Being More Nana


A film, which I watched about a year ago, still has me under its spell. Valérie Massadian’s first film Nana, is about a four year old girl who lives with her mother in a stone house in the forest. Apart from the child actress Kelyna Lecomte’s amazing performance and the film’s stunning visuals, what most affected me was the idea of being more ‘Nana.’ The film’s main character comes home one day from school and is unable to find her mother and contrary to what’s expected, she doesn’t react to the silence that has suddenly overtaken her home. On her own, she tries to continue the day’s routines. With the help of a stool she is able to reach the windows and air out the house, prepares her breakfast even though she spills milk everywhere, and carries the firewood. However, don’t think that I’m giving an example of a self-sufficient child that you’d literally want to adopt or the portrayal of a will to hold onto life after loss. It’s the strength to cope with change that I found inspiring. The effort of coming to terms with the present situation instead of revolting.

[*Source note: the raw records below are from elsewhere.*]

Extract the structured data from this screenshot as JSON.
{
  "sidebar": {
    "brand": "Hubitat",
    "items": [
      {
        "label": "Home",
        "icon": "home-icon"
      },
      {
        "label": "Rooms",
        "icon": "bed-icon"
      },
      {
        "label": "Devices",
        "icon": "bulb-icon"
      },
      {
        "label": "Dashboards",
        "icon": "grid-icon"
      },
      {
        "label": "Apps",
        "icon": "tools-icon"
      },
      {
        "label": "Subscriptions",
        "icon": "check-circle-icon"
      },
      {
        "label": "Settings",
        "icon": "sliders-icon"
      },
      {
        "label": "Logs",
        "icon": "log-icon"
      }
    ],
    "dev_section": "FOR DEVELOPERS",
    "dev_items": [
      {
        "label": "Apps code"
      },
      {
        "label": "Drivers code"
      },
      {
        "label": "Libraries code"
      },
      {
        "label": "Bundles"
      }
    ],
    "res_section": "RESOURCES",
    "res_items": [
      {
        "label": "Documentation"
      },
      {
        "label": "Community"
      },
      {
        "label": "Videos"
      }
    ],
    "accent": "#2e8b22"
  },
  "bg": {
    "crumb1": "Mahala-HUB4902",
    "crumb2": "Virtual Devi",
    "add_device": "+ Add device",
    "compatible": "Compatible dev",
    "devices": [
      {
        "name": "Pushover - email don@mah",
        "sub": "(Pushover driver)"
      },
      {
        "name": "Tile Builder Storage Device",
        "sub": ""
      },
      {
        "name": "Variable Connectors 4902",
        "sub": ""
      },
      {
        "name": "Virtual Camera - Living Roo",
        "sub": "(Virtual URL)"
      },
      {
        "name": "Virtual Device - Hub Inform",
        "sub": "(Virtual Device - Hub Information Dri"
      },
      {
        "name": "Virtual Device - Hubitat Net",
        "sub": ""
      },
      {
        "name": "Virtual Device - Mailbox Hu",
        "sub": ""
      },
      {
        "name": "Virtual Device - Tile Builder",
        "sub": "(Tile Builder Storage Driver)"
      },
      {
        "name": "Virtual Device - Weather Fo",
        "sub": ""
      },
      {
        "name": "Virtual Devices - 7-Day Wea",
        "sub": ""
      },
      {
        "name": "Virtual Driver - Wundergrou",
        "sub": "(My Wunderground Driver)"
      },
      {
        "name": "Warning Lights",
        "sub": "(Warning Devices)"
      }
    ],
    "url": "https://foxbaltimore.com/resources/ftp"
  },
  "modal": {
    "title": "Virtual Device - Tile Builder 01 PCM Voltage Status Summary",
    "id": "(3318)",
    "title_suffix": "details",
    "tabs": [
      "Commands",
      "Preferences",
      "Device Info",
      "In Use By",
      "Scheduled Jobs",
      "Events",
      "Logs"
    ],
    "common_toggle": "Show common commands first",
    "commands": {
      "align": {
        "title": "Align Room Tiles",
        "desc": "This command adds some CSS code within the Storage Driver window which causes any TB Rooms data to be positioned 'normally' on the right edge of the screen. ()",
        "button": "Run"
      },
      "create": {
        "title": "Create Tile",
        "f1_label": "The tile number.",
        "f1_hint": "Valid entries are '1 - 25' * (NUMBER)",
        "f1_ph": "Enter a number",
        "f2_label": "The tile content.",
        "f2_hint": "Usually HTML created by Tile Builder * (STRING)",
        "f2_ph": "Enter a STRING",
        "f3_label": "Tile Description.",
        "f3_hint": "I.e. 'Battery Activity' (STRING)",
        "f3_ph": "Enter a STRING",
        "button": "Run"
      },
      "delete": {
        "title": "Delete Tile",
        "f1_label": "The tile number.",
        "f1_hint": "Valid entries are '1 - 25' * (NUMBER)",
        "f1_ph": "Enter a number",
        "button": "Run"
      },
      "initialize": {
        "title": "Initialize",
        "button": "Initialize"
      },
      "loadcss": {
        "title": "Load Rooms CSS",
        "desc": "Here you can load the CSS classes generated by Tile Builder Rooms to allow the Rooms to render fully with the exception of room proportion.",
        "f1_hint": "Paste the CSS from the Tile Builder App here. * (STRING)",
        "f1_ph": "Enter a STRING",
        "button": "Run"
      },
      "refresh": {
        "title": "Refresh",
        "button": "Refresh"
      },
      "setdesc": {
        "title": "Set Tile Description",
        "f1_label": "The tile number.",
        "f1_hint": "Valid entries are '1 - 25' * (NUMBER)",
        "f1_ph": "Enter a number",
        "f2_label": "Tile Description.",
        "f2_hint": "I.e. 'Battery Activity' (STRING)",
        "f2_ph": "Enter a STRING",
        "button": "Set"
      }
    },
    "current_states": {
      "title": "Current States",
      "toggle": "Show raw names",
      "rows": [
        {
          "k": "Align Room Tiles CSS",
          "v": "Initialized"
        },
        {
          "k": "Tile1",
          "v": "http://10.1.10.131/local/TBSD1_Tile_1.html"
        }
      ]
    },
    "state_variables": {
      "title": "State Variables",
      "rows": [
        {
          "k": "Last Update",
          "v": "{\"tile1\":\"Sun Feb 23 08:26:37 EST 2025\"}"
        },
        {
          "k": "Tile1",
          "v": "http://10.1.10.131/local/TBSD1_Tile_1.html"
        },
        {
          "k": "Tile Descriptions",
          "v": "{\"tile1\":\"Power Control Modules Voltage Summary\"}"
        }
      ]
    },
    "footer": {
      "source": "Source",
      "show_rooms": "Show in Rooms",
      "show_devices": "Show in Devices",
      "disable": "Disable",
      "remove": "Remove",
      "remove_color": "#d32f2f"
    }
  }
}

When life’s material and immaterial issues arise, don’t we sometimes just give up? Instead of focusing on a day ahead, don’t we become stifled by the burden of an uncertain future? Don’t we delve into dark tunnels? It’s during these situations that I think of the girl in the film, and tell myself to be “more Nana.”

When you find yourself needing more strength in order to keep a level head in this cycle called life, remember her as well. Instead of crying out when you’re too short to reach the windows, get on a stool and calmly air out the house.